Ohio Is the Fifth State to Outlaw Abortion After Six Weeks
Care

Ohio Is the Fifth State to Outlaw Abortion After Six Weeks

Ohio Governor Mike DeWine signed a bill into law today ruling abortion illegal five weeks into a pregnancy, which is before most women know they're pregnant, reports NBC. The bill is the latest in a wave of "heartbeat bills" — legislation that prohibits abortion after the first detectable heartbeat — cropping up and passing in state legislatures. The law does not make exceptions for rape or incest. DeWine took office this year, and broke from his Republican predecessor Jon Kasich who, despite being anti-choice, found the bill too extreme and vetoed it twice while he was Governor.

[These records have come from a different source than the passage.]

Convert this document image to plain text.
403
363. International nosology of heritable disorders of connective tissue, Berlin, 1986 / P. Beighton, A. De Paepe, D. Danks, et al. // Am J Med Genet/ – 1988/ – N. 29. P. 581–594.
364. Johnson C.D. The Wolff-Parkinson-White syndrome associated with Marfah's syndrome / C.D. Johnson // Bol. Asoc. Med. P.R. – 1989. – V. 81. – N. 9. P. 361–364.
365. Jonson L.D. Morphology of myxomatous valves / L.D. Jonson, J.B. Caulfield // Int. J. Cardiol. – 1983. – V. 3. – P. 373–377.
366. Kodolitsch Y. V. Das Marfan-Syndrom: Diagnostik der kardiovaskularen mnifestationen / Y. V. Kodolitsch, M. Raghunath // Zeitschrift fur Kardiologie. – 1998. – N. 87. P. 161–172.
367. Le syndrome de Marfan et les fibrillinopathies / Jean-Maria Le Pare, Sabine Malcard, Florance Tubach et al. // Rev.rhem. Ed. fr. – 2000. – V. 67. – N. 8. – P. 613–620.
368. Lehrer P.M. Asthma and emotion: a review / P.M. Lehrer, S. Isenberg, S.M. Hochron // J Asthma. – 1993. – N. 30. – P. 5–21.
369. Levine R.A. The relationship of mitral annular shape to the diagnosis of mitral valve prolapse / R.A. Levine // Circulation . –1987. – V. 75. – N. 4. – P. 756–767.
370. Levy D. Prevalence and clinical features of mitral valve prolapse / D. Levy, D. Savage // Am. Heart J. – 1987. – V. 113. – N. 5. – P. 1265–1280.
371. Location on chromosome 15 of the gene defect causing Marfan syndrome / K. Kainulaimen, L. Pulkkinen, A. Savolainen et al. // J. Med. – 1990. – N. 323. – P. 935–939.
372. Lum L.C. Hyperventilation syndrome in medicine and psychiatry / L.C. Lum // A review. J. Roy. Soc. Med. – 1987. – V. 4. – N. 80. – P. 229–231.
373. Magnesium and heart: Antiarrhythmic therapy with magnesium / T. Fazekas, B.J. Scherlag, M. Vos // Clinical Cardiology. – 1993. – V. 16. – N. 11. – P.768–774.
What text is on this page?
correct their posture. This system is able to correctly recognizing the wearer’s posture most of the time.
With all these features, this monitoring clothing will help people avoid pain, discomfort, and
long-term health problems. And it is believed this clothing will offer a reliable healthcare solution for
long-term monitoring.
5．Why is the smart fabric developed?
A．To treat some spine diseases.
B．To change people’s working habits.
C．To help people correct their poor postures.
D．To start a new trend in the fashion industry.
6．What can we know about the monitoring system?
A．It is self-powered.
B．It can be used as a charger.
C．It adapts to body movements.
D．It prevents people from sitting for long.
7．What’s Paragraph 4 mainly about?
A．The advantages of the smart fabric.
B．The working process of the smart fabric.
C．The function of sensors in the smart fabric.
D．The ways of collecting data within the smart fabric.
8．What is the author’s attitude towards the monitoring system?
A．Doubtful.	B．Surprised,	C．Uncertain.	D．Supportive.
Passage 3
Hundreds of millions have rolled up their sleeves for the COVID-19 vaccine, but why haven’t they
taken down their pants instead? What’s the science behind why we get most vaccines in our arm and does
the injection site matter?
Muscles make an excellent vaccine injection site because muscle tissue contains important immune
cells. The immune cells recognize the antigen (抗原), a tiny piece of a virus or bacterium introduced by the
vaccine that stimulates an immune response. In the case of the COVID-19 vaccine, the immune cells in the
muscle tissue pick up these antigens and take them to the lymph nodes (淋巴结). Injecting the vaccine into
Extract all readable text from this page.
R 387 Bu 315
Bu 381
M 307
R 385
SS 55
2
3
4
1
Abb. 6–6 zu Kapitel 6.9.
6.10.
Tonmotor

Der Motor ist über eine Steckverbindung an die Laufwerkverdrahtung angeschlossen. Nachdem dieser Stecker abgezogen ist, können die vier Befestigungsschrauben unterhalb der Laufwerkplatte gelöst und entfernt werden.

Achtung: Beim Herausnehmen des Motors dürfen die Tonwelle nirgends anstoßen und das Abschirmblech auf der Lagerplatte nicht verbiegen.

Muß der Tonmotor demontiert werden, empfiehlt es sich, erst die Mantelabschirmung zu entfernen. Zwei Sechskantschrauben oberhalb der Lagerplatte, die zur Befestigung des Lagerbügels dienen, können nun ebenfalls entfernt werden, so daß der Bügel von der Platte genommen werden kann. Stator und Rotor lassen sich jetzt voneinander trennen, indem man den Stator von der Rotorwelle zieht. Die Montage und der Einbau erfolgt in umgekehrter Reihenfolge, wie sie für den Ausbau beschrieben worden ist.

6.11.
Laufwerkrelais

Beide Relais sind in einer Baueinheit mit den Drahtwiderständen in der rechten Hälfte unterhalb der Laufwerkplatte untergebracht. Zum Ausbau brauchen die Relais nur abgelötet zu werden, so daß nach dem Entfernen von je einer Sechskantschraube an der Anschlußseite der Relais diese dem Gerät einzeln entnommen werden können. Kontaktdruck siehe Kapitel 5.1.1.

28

Ohio is the fifth state to pass such a law in recent years, following Mississippi, Kentucky, Iowa, and North Dakota. Georgia is predicted to fall into line with the new disturbing red-state standard, where Republican Governor Brian kemp is set to sign a heartbeat bill into law by May.

"Heartbeat bills" are a sneaky way of making abortion functionally illegal, because they leave women such a small window of time to learn they're pregnant and obtain the procedure. Under the bills, by the time women miss a period, they can be prosecuted for getting an abortion. Even if women find out they're pregnant within six weeks, there are currently only seven abortion clinics in Ohio, limiting access for most women. As such, the bills are being fought in each state by reproductive rights groups. The Ohio ACLU has promised to constitutionally challenge Ohio's new bill on behalf of Pre-Term Cleveland and three other Ohio abortion clinics.

Kellie Copeland, director of NARAL Pro-Choice Ohio, stated, according to NBC, that the bill places Ohio in "a dystopian nightmare where people are forced to continue pregnancies regardless of the harm that may come to them or their family."

This nightmare is a reality in the five heartbeat bill states, as well as those states where abortion clinics are nearly impossible to access (like Missouri where there is a single abortion clinic for over three million women). However, anti-choice groups and representatives like Janet Porter, architect of Ohio's new law and president of group Faith2Action, have been extremely clear that these state bills are just stops along the path towards overturning women's right to control their bodies at the level of the Supreme Court.